Attorney Juarez faced him, and asked him to state and spell his name – “Gregg Anthony Belle”, G R E G G and B E L L E. What were his parents thinking? Give him two names with extra letters, so he would always have to spell both?
We began with hearing about his credentials, he had been working with sex offenders since his post-doc. He had run the Bridgewater Treatment Center. You wonder what got him into it – was he fascinated with the idea of helping these people? Was it about the victims? Was it simply a field which he identified when finishing graduate school as somewhere there was a lack of good professionals, and so a good niche?
His CV is entered into evidence, and labeled as Exhibit 3.
Juarez asks him how he had evaluated John. Belle stated that he had done interviews, reviewed records, and applied an actuarial tool. Belle was Juarez’s witness, they had planned how this information would flow. It was like a high school play with well practiced lines, but lacking actors who were going to make it. Of course, when you are discussing sexual deviance all day, developing a level of clinical detachment is essential.
Juarez took a thick document, walked over to Schmidt at the defense table and showed it to her. Schmidt nodded, and Juarez asked “permission to approach the witness your honor?” She looked up like we were playing the game “Mother May I”?
Judge MacLeod smiled in an amused way as she said “yes”. Every gesture from her seemed to be trying to make the courtroom warm, friendly, without sacrificing the decorum at all. It was an amazing balance, like a perfectly run elementary classroom.
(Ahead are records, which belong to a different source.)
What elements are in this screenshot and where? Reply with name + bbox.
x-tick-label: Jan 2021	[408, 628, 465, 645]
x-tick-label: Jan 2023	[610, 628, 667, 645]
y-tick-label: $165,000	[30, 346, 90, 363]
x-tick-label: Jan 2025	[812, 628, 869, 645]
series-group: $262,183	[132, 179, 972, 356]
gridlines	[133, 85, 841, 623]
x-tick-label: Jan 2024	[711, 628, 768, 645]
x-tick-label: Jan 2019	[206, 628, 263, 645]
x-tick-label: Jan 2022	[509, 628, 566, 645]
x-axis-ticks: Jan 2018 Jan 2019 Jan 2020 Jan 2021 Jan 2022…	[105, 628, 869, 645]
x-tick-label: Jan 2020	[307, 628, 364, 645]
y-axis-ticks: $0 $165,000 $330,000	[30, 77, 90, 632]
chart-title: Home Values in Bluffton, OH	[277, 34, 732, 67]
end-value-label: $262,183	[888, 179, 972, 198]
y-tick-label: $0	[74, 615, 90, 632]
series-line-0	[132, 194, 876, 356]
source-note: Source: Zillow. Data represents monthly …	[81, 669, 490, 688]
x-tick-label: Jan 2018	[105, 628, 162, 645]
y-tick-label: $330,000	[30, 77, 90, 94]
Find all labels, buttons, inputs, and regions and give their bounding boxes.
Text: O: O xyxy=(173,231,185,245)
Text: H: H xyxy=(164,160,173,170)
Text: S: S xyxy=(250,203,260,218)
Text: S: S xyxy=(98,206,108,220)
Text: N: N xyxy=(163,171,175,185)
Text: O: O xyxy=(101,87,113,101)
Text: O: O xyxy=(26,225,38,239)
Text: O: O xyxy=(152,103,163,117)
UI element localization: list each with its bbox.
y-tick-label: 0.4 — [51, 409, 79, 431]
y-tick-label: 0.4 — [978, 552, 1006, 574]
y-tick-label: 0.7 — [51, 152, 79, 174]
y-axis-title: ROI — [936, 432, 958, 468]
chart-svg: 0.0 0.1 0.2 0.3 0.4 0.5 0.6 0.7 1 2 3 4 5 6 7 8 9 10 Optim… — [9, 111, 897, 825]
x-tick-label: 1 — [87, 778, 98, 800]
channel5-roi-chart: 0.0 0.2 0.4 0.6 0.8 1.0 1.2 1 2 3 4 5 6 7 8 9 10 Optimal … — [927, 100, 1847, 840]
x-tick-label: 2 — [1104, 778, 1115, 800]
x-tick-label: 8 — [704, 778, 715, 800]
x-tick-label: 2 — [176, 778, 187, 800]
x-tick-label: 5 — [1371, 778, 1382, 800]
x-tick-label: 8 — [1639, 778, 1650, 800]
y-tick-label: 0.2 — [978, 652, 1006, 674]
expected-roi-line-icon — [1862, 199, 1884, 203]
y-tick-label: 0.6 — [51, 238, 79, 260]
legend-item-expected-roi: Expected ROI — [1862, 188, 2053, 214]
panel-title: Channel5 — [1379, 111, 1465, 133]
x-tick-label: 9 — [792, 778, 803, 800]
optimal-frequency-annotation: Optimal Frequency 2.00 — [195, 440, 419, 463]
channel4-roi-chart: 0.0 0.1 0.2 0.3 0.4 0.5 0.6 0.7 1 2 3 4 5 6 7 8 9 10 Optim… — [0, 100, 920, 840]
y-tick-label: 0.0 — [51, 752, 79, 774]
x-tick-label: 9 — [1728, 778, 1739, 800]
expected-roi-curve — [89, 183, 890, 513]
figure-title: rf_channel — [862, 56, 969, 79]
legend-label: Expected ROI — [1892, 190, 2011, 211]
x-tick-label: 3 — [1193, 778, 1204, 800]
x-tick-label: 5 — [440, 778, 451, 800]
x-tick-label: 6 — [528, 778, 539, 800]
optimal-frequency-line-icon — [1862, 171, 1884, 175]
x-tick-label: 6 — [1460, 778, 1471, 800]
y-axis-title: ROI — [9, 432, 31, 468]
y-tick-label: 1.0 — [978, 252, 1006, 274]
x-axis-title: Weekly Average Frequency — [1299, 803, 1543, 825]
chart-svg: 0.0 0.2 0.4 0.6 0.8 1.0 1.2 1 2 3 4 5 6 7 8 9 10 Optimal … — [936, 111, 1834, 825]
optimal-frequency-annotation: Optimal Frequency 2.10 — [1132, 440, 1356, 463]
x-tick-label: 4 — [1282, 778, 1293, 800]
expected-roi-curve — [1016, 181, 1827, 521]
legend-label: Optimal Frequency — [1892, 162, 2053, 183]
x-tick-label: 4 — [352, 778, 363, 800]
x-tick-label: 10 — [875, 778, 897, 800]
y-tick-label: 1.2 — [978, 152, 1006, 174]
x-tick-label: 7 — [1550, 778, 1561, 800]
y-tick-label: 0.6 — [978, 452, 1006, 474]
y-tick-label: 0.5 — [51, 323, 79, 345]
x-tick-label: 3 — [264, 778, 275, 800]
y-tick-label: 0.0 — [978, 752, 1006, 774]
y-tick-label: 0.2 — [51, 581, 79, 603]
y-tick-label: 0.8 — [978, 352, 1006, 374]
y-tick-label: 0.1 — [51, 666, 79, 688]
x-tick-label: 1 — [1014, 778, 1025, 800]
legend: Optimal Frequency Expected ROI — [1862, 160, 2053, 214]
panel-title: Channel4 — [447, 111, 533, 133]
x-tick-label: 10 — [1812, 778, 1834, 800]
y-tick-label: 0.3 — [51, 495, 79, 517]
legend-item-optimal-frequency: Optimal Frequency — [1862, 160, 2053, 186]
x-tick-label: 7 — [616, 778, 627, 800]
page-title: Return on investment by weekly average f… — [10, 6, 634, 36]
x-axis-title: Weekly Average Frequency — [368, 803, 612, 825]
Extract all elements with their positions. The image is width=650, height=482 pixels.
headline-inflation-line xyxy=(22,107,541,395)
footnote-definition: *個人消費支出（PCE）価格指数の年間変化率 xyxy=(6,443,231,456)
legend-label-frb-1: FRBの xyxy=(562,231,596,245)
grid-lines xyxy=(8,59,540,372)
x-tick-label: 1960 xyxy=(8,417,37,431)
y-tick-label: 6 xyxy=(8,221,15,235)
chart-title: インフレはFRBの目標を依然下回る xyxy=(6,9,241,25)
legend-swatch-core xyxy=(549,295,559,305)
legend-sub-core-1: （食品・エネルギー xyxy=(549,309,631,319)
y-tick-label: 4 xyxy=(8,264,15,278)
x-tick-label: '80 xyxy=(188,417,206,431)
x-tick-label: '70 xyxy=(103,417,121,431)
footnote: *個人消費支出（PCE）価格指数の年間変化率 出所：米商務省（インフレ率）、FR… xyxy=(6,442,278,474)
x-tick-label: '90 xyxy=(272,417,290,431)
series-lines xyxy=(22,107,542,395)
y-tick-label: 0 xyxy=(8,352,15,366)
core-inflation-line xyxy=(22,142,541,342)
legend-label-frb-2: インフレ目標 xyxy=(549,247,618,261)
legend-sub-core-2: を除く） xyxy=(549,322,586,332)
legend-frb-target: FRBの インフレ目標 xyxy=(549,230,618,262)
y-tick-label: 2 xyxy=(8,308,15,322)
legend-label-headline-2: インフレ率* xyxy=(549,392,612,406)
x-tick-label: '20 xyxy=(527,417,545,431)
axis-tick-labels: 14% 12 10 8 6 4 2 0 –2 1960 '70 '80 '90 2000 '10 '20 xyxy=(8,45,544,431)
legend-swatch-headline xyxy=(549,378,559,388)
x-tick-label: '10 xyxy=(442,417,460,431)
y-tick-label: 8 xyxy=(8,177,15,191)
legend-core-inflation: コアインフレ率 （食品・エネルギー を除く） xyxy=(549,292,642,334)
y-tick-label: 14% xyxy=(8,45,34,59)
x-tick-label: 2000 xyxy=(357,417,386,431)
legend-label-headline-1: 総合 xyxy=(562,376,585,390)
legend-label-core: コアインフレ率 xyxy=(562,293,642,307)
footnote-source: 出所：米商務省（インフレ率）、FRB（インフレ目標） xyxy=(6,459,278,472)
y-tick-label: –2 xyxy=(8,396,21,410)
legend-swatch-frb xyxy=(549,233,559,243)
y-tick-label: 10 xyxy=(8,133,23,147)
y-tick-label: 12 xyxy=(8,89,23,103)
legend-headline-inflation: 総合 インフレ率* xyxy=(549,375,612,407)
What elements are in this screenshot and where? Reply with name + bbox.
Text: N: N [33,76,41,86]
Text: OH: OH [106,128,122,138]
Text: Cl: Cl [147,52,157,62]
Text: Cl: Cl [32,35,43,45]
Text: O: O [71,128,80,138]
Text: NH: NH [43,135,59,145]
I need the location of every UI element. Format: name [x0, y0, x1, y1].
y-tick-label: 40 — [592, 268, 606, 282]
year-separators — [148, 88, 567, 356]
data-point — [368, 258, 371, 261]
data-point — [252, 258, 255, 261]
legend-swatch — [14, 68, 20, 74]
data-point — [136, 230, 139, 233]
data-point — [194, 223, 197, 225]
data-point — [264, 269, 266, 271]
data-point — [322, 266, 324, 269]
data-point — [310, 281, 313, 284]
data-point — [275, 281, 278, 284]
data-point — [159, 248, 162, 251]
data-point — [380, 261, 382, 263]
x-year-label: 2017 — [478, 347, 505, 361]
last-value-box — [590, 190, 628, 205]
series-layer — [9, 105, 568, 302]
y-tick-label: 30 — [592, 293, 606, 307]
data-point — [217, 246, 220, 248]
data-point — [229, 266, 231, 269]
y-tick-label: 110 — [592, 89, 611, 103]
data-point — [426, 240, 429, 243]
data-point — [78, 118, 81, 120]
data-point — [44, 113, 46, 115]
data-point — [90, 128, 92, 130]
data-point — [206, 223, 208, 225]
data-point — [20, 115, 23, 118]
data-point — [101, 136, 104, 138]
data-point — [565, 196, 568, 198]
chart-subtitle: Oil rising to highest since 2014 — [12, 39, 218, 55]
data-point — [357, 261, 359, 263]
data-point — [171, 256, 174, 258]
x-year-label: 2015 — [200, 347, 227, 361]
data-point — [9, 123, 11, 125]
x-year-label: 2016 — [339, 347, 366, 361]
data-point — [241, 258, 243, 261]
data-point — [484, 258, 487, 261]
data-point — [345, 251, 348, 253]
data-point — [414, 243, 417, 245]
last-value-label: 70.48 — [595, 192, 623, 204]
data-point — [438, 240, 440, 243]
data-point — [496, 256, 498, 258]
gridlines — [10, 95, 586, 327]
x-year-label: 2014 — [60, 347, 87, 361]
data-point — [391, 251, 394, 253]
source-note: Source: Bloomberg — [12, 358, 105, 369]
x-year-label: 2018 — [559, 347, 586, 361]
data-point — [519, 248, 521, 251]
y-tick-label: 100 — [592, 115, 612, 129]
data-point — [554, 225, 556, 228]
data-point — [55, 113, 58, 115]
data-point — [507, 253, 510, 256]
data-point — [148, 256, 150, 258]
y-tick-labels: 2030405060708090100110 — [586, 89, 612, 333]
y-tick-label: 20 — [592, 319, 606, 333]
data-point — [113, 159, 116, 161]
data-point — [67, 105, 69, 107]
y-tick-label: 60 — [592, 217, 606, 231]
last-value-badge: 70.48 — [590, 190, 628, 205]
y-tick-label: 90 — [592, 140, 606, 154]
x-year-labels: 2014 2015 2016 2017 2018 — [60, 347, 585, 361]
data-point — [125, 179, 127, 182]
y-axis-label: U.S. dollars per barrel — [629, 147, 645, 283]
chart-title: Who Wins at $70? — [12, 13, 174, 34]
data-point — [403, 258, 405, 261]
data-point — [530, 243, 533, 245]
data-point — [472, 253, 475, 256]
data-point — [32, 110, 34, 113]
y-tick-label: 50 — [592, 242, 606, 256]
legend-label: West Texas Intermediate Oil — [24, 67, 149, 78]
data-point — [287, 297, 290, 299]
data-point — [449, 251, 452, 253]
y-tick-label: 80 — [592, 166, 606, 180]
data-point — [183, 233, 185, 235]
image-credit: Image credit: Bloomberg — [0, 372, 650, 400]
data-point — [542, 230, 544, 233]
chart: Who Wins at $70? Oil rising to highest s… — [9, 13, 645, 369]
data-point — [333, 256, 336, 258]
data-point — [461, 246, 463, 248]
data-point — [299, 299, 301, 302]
The authority is absolutely unquestioned and untested, so there is no need to prove it, and everyone can get the learning done.
Juarez walked forward and handed Belle the document. “Do you recognize this document?”
“Yes” Belle wasted no words, he answered the question, and nothing else
“And what is it?”
“It is my report on John”
“and in it do you state a diagnosis?”
“and what is that diagnosis?”
Come on Juarez, stop asking questions where you get a “yes”, and ask the whole question the first time.
“Paraphelia NOC Non-Consent”
She then asks about the risk factors for re-offending. Belle provides a list – prior sexual offending, age of the first offense, unknown victims, unrelated victims, non-consenting nature of the crime, intimacy deficits, and cognitive distortion. Here he is hitting his stride, he provides the list with rhythm in his voice, turning from cop to college professor.
Switching from general facts about psychology to facts about John is the challenge, he’s has notes that John had rape fantasies beginning at age 10, but no longer thinks this way. He then notes that sexual offender treatment does reduce the risk to re-offend. This brings us to the first re-offense, the U-Conn incidents, and there, Judge Macleod asks them to stop and call it a day.
She cautions us to not discuss, to try not to think or about the case, and to get a good night’s sleep. Wesley stands within the gate and recites “All those having business before the Honorable Bonnie MacLeod and this court depart from here and return tomorrow at 9:00 in the morning, and ye shall be heard. God save the Commonwealth of Massachusetts and this Honorable Court.”
Everyone rises and the jury is led upstairs. I grab my stuff, and head up one flight of stairs, to the elevator to go down. Three of us are waiting together, we have so much in common now, but we can’t discuss it. Two more of us appear from the stairwell. It’s an odd silence, but somehow talking about the weather doesn’t seem right either. The elevators finally come, two at once, we crowd in, and quietly head down. I don’t think any of us were obeying the directive to not think about it.